During sexual negotiation in marriage, having a zero – sum philosophy is detrimental. An all or nothing correlation to sex can be toxic.  Interestingly enough, studies have shown men who are better communicators when it comes to being turned down not only have healthier relationships but live longer, healthier lives.

With my private clients, they have reported better sex  with these easy tricks:

  1. Change the routine– Newness is sexy/ routine is boring. Plan something exciting and out of the ordinary
  2. Admit wrong doings and show change- Mostly, the bedroom is a microcosm of the relationship
  3. Try performance enhancers- Gals: Even if doesn’t work you’re having fun down there and you never know what can happen. Guys:  Even if you don’t have ED a huge erection can be a get out of jail free card. If you do have ED ,struggling to get hard is a turnoff for her.
  4. Change how we view sex: don’t get hung up on penetration and fireworks.  A snuggle a day keeps the lawyers away.

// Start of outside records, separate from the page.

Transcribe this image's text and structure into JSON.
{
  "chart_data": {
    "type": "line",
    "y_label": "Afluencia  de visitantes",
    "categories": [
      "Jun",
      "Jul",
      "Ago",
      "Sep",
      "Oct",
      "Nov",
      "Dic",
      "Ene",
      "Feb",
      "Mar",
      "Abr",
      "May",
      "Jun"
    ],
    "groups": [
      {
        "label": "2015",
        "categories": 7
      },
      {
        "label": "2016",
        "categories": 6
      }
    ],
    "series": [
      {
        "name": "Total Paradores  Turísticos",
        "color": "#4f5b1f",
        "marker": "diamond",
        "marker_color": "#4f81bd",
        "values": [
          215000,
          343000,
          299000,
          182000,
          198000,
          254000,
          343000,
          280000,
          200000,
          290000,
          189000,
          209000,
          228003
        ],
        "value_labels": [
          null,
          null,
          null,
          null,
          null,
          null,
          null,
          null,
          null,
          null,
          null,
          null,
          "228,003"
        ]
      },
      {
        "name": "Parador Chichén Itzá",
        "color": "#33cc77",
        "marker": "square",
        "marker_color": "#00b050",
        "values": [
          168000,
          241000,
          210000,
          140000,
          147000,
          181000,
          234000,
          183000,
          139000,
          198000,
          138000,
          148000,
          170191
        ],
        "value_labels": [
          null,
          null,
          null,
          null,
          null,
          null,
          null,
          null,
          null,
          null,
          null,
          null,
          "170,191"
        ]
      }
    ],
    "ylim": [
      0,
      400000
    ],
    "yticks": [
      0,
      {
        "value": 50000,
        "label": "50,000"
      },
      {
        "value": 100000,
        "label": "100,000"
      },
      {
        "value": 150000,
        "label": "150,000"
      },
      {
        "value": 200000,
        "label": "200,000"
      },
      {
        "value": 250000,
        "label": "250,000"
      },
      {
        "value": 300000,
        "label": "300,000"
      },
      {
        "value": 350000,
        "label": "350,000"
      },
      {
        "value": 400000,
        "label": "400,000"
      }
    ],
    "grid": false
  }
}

Changing the paradigms of what sexual happiness means is key to a happy marriage.  We are socialized to believe that eroticism has to fall into certain guidelines – (penetration, orgasm and what we see in the media and porn)   But, the biggest sexual organ in our bodies is the one between our ears- our brain.  By redefining how we think about intimacy, modern marriages can withstand the ebbs and flows of sexual frequency.